In food, the Common Agriculture Policy is an essential part of the basic deal, made 60 years ago, underpinning the European Economic Community (EEC).  This was the most important part of the European solidarity ideology whereby Germany paid war reparations to France in the form of massive subsidies to France’s agriculture, protected by a tariff wall.  These subsidies were paid to agricultural producers and then extended to Greek tobacco growers, after Greece joined the renamed European Community, while simultaneously running expensive antismoking campaigns throughout the European Union (linear descendant of the EEC) – all in the name of European solidarity.  These solidarity subsidies are still with us, though Britain has joined Germany as a major donor and 20 other countries have joined France and Greece as receivers.

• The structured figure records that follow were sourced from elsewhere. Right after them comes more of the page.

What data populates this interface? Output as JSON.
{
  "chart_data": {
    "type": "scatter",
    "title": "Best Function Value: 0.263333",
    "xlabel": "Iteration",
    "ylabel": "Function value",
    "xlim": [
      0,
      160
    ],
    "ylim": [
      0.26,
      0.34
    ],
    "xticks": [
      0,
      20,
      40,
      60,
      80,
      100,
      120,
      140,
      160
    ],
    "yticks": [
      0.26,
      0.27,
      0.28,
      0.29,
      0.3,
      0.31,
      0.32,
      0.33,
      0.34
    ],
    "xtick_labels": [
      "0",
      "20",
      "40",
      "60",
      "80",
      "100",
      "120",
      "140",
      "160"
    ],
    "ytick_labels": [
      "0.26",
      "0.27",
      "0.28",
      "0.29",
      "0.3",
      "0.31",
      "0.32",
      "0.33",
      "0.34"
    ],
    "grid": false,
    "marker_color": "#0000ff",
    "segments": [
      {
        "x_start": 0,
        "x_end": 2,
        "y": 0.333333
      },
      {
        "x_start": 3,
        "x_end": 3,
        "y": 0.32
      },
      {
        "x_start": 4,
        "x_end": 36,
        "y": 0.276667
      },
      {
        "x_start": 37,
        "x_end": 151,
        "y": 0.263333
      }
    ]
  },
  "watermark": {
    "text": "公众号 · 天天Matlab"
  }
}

The remedy, of course, is for Britain to leave the EU, and then decide how best to support its farmers in so far as they need supporting in the wider national interest.

The electricity nonsense comes directly from another EU inspired fantasy, namely that cutting the EU’s CO2 emissions is a necessity to “control climate change” when neither CO2’s influence over the climate is an established fact, nor the chief emitters of CO2 namely China, India and the USA show any serious intention of reducing their emissions[7] except fortuitously by use of more hydro-electric generation (China) and fracking for gas (USA).

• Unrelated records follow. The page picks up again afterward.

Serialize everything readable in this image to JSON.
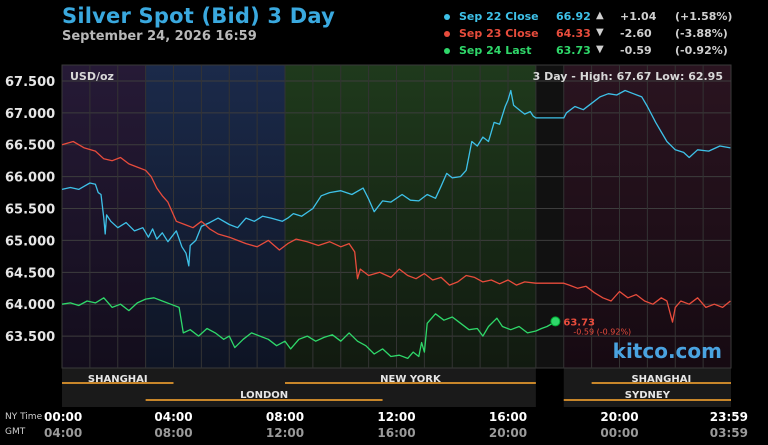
{
  "header": {
    "title": "Silver Spot (Bid) 3 Day",
    "subtitle": "September 24, 2026 16:59"
  },
  "legend": [
    {
      "name": "Sep 22 Close",
      "value": "66.92",
      "arrow": "▲",
      "change": "+1.04",
      "pct": "(+1.58%)",
      "color": "#3ec1e8"
    },
    {
      "name": "Sep 23 Close",
      "value": "64.33",
      "arrow": "▼",
      "change": "-2.60",
      "pct": "(-3.88%)",
      "color": "#e84c3c"
    },
    {
      "name": "Sep 24 Last",
      "value": "63.73",
      "arrow": "▼",
      "change": "-0.59",
      "pct": "(-0.92%)",
      "color": "#2fd86a"
    }
  ],
  "chart_data": {
    "type": "line",
    "unit_label": "USD/oz",
    "range_label": "3 Day - High: 67.67  Low: 62.95",
    "ylim": [
      63.0,
      67.75
    ],
    "y_ticks": [
      "67.500",
      "67.000",
      "66.500",
      "66.000",
      "65.500",
      "65.000",
      "64.500",
      "64.000",
      "63.500"
    ],
    "y_values": [
      67.5,
      67.0,
      66.5,
      66.0,
      65.5,
      65.0,
      64.5,
      64.0,
      63.5
    ],
    "xlim": [
      0,
      24
    ],
    "x_ticks_ny": [
      "00:00",
      "04:00",
      "08:00",
      "12:00",
      "16:00",
      "20:00",
      "23:59"
    ],
    "x_ticks_gmt": [
      "04:00",
      "08:00",
      "12:00",
      "16:00",
      "20:00",
      "00:00",
      "03:59"
    ],
    "x_tick_hours": [
      0,
      4,
      8,
      12,
      16,
      20,
      23.98
    ],
    "x_row_labels": [
      "NY Time",
      "GMT"
    ],
    "sessions_top": [
      {
        "name": "SHANGHAI",
        "start": 0,
        "end": 4
      },
      {
        "name": "NEW YORK",
        "start": 8,
        "end": 17
      },
      {
        "name": "SHANGHAI",
        "start": 19,
        "end": 24
      }
    ],
    "sessions_bottom": [
      {
        "name": "LONDON",
        "start": 3,
        "end": 11.5
      },
      {
        "name": "SYDNEY",
        "start": 18,
        "end": 24
      }
    ],
    "last_label": {
      "value": "63.73",
      "change": "-0.59 (-0.92%)"
    },
    "watermark": "kitco.com",
    "series": [
      {
        "name": "Sep 22 Close",
        "color": "#3ec1e8",
        "points": [
          [
            0,
            65.8
          ],
          [
            0.3,
            65.83
          ],
          [
            0.6,
            65.8
          ],
          [
            0.8,
            65.85
          ],
          [
            1.0,
            65.9
          ],
          [
            1.2,
            65.88
          ],
          [
            1.3,
            65.75
          ],
          [
            1.4,
            65.72
          ],
          [
            1.5,
            65.35
          ],
          [
            1.55,
            65.1
          ],
          [
            1.6,
            65.4
          ],
          [
            1.75,
            65.3
          ],
          [
            2.0,
            65.2
          ],
          [
            2.3,
            65.28
          ],
          [
            2.6,
            65.15
          ],
          [
            2.9,
            65.2
          ],
          [
            3.1,
            65.05
          ],
          [
            3.25,
            65.18
          ],
          [
            3.4,
            65.02
          ],
          [
            3.6,
            65.12
          ],
          [
            3.8,
            64.98
          ],
          [
            4.1,
            65.15
          ],
          [
            4.3,
            64.9
          ],
          [
            4.45,
            64.8
          ],
          [
            4.55,
            64.6
          ],
          [
            4.6,
            64.92
          ],
          [
            4.8,
            65.0
          ],
          [
            5.0,
            65.22
          ],
          [
            5.3,
            65.28
          ],
          [
            5.6,
            65.35
          ],
          [
            6.0,
            65.25
          ],
          [
            6.3,
            65.2
          ],
          [
            6.6,
            65.35
          ],
          [
            6.9,
            65.3
          ],
          [
            7.2,
            65.38
          ],
          [
            7.5,
            65.35
          ],
          [
            7.9,
            65.3
          ],
          [
            8.1,
            65.35
          ],
          [
            8.3,
            65.42
          ],
          [
            8.6,
            65.38
          ],
          [
            9.0,
            65.5
          ],
          [
            9.3,
            65.7
          ],
          [
            9.6,
            65.75
          ],
          [
            10.0,
            65.78
          ],
          [
            10.4,
            65.72
          ],
          [
            10.8,
            65.82
          ],
          [
            11.0,
            65.65
          ],
          [
            11.2,
            65.45
          ],
          [
            11.5,
            65.62
          ],
          [
            11.8,
            65.6
          ],
          [
            12.2,
            65.72
          ],
          [
            12.5,
            65.63
          ],
          [
            12.8,
            65.62
          ],
          [
            13.1,
            65.72
          ],
          [
            13.4,
            65.66
          ],
          [
            13.6,
            65.85
          ],
          [
            13.8,
            66.05
          ],
          [
            14.0,
            65.98
          ],
          [
            14.3,
            66.0
          ],
          [
            14.5,
            66.1
          ],
          [
            14.7,
            66.55
          ],
          [
            14.9,
            66.48
          ],
          [
            15.1,
            66.62
          ],
          [
            15.3,
            66.55
          ],
          [
            15.5,
            66.85
          ],
          [
            15.7,
            66.82
          ],
          [
            15.9,
            67.1
          ],
          [
            16.0,
            67.2
          ],
          [
            16.1,
            67.35
          ],
          [
            16.2,
            67.12
          ],
          [
            16.4,
            67.05
          ],
          [
            16.6,
            66.98
          ],
          [
            16.8,
            67.02
          ],
          [
            16.9,
            66.95
          ],
          [
            17.0,
            66.92
          ],
          [
            18.0,
            66.92
          ],
          [
            18.1,
            67.0
          ],
          [
            18.4,
            67.1
          ],
          [
            18.7,
            67.05
          ],
          [
            19.0,
            67.15
          ],
          [
            19.3,
            67.25
          ],
          [
            19.6,
            67.3
          ],
          [
            19.9,
            67.28
          ],
          [
            20.2,
            67.35
          ],
          [
            20.5,
            67.3
          ],
          [
            20.8,
            67.25
          ],
          [
            21.0,
            67.1
          ],
          [
            21.3,
            66.85
          ],
          [
            21.5,
            66.7
          ],
          [
            21.7,
            66.55
          ],
          [
            22.0,
            66.42
          ],
          [
            22.3,
            66.38
          ],
          [
            22.5,
            66.3
          ],
          [
            22.8,
            66.42
          ],
          [
            23.2,
            66.4
          ],
          [
            23.6,
            66.48
          ],
          [
            23.98,
            66.45
          ]
        ]
      },
      {
        "name": "Sep 23 Close",
        "color": "#e84c3c",
        "points": [
          [
            0,
            66.5
          ],
          [
            0.4,
            66.55
          ],
          [
            0.8,
            66.45
          ],
          [
            1.2,
            66.4
          ],
          [
            1.5,
            66.28
          ],
          [
            1.8,
            66.25
          ],
          [
            2.1,
            66.3
          ],
          [
            2.4,
            66.2
          ],
          [
            2.7,
            66.15
          ],
          [
            3.0,
            66.1
          ],
          [
            3.2,
            66.0
          ],
          [
            3.4,
            65.82
          ],
          [
            3.6,
            65.7
          ],
          [
            3.8,
            65.6
          ],
          [
            3.95,
            65.45
          ],
          [
            4.1,
            65.3
          ],
          [
            4.4,
            65.25
          ],
          [
            4.7,
            65.2
          ],
          [
            5.0,
            65.3
          ],
          [
            5.3,
            65.18
          ],
          [
            5.6,
            65.1
          ],
          [
            6.0,
            65.05
          ],
          [
            6.3,
            65.0
          ],
          [
            6.6,
            64.95
          ],
          [
            7.0,
            64.9
          ],
          [
            7.4,
            65.0
          ],
          [
            7.8,
            64.85
          ],
          [
            8.1,
            64.95
          ],
          [
            8.4,
            65.02
          ],
          [
            8.8,
            64.98
          ],
          [
            9.2,
            64.92
          ],
          [
            9.6,
            64.98
          ],
          [
            10.0,
            64.9
          ],
          [
            10.3,
            64.95
          ],
          [
            10.5,
            64.82
          ],
          [
            10.6,
            64.4
          ],
          [
            10.7,
            64.55
          ],
          [
            11.0,
            64.45
          ],
          [
            11.4,
            64.5
          ],
          [
            11.8,
            64.42
          ],
          [
            12.1,
            64.55
          ],
          [
            12.4,
            64.45
          ],
          [
            12.7,
            64.4
          ],
          [
            13.0,
            64.48
          ],
          [
            13.3,
            64.38
          ],
          [
            13.6,
            64.42
          ],
          [
            13.9,
            64.3
          ],
          [
            14.2,
            64.35
          ],
          [
            14.5,
            64.45
          ],
          [
            14.8,
            64.42
          ],
          [
            15.1,
            64.35
          ],
          [
            15.4,
            64.38
          ],
          [
            15.7,
            64.32
          ],
          [
            16.0,
            64.38
          ],
          [
            16.3,
            64.3
          ],
          [
            16.6,
            64.35
          ],
          [
            17.0,
            64.33
          ],
          [
            18.0,
            64.33
          ],
          [
            18.2,
            64.3
          ],
          [
            18.5,
            64.25
          ],
          [
            18.8,
            64.28
          ],
          [
            19.1,
            64.18
          ],
          [
            19.4,
            64.1
          ],
          [
            19.7,
            64.05
          ],
          [
            20.0,
            64.2
          ],
          [
            20.3,
            64.1
          ],
          [
            20.6,
            64.15
          ],
          [
            20.9,
            64.05
          ],
          [
            21.2,
            64.0
          ],
          [
            21.5,
            64.1
          ],
          [
            21.7,
            64.05
          ],
          [
            21.9,
            63.72
          ],
          [
            22.0,
            63.95
          ],
          [
            22.2,
            64.05
          ],
          [
            22.5,
            64.0
          ],
          [
            22.8,
            64.1
          ],
          [
            23.1,
            63.95
          ],
          [
            23.4,
            64.0
          ],
          [
            23.7,
            63.95
          ],
          [
            23.98,
            64.05
          ]
        ]
      },
      {
        "name": "Sep 24 Last",
        "color": "#2fd86a",
        "points": [
          [
            0,
            64.0
          ],
          [
            0.3,
            64.02
          ],
          [
            0.6,
            63.98
          ],
          [
            0.9,
            64.05
          ],
          [
            1.2,
            64.02
          ],
          [
            1.5,
            64.1
          ],
          [
            1.8,
            63.95
          ],
          [
            2.1,
            64.0
          ],
          [
            2.4,
            63.9
          ],
          [
            2.7,
            64.02
          ],
          [
            3.0,
            64.08
          ],
          [
            3.3,
            64.1
          ],
          [
            3.6,
            64.05
          ],
          [
            3.9,
            64.0
          ],
          [
            4.2,
            63.95
          ],
          [
            4.35,
            63.55
          ],
          [
            4.6,
            63.6
          ],
          [
            4.9,
            63.5
          ],
          [
            5.2,
            63.62
          ],
          [
            5.5,
            63.55
          ],
          [
            5.8,
            63.45
          ],
          [
            6.0,
            63.5
          ],
          [
            6.2,
            63.32
          ],
          [
            6.5,
            63.45
          ],
          [
            6.8,
            63.55
          ],
          [
            7.1,
            63.5
          ],
          [
            7.4,
            63.45
          ],
          [
            7.7,
            63.35
          ],
          [
            8.0,
            63.42
          ],
          [
            8.2,
            63.3
          ],
          [
            8.5,
            63.45
          ],
          [
            8.8,
            63.5
          ],
          [
            9.1,
            63.42
          ],
          [
            9.4,
            63.48
          ],
          [
            9.7,
            63.52
          ],
          [
            10.0,
            63.42
          ],
          [
            10.3,
            63.55
          ],
          [
            10.6,
            63.42
          ],
          [
            10.9,
            63.35
          ],
          [
            11.2,
            63.22
          ],
          [
            11.5,
            63.3
          ],
          [
            11.8,
            63.18
          ],
          [
            12.1,
            63.2
          ],
          [
            12.4,
            63.15
          ],
          [
            12.6,
            63.25
          ],
          [
            12.8,
            63.18
          ],
          [
            12.9,
            63.4
          ],
          [
            13.0,
            63.25
          ],
          [
            13.1,
            63.7
          ],
          [
            13.4,
            63.85
          ],
          [
            13.7,
            63.75
          ],
          [
            14.0,
            63.8
          ],
          [
            14.3,
            63.7
          ],
          [
            14.6,
            63.6
          ],
          [
            14.9,
            63.62
          ],
          [
            15.1,
            63.5
          ],
          [
            15.3,
            63.65
          ],
          [
            15.6,
            63.78
          ],
          [
            15.8,
            63.65
          ],
          [
            16.1,
            63.6
          ],
          [
            16.4,
            63.65
          ],
          [
            16.7,
            63.55
          ],
          [
            17.0,
            63.58
          ],
          [
            17.2,
            63.62
          ],
          [
            17.4,
            63.65
          ],
          [
            17.6,
            63.7
          ],
          [
            17.7,
            63.73
          ]
        ]
      }
    ]
  }
}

When Prime Minister Blair and his energy minister, the late Malcolm Wicks, were summoned to Strasbourg in 2003 to sign off the EU directive requiring member states to reduce their CO2 emissions by 30% below 1990 levels (the Kyoto agreement figures), the evidence is that they thought they were signing an agreement only to reduce emissions from electricity power stations.  (Electricity generation is responsible for only about a quarter of the UK’s total emissions.)  The result was the Climate Change Act[2] five years later, which managed to avoid a single reference to nuclear power.  In the paper by Bush & MacDonald “Secure Energy Strategy” it is shown that a combination of gas and nuclear will in time bring UK emissions below those mandated by the Climate Change Act.

The remedies for the crazy situation of dependence on wind power are simple:

  1. Repeal the Climate Change Act 2008.
  2. Make no more agreements to pay wind and solar generators any subsidy above that pertaining to the next approved nuclear power stations.
  3. Press on as fast as possible with the nuclear building programme, preferably with Toshiba Westinghouse PWR designs for 1,000 MW stations[8] and with a new British Nuclear Corporation (BNC) to build small reactors on a modular production line basis, using Rolls Royce designs, as used in the Astute class submarines for instance.
  4. Abolish the Department of Energy and Climate Change (DECC).  Transfer its engineers to the putative BNC, where they will have a chance to build something useful.
  5. Abandon the carbon credits trading scheme.
  6. Leave the EU.


[1]  These total about £3 billion per annum.  With the UK rebate of about £3 billion, these constitute the major payment the UK receives back out of the £18 billion gross payment it makes annually to the EU budget.

[2]  The legal source of British policy is the Climate Change Act 2008, approved by all but five MPs in the House of Commons.

[3]  This around £45 per Mega-Watt hour (4.5 pence per Kilo-Watt hour – the unit used on customers’ bills).

[4]  Abolished by the Conservative government under John Major in 1991 as part of their privatisation programme.

[5]  One of the longest such contracts was for about 1500 GWh per annum for the chlorine cells at Runcorn, Cheshire, which ICI operated under from 1960 to 1990.  This amount is equivalent to the output of a 200 Mega-Watt electricity plant.

[6]  The mechanism of the subsidy is that electricity distribution companies have to pay the wind generators something like three times the wholesale rate for gas-generated electricity and the Grid has to take their output preferentially over other sources of supply.

[7]  This is not to say that there are not serious other reasons for reducing the UK’s dependence on fossil fuels.

[8]  The 1,100 MW Pressurised Water Reactor at Sizewell in Suffolk is the forerunner of the Westinghouse AP 1,000 design of which two are operating and two under construction in the world.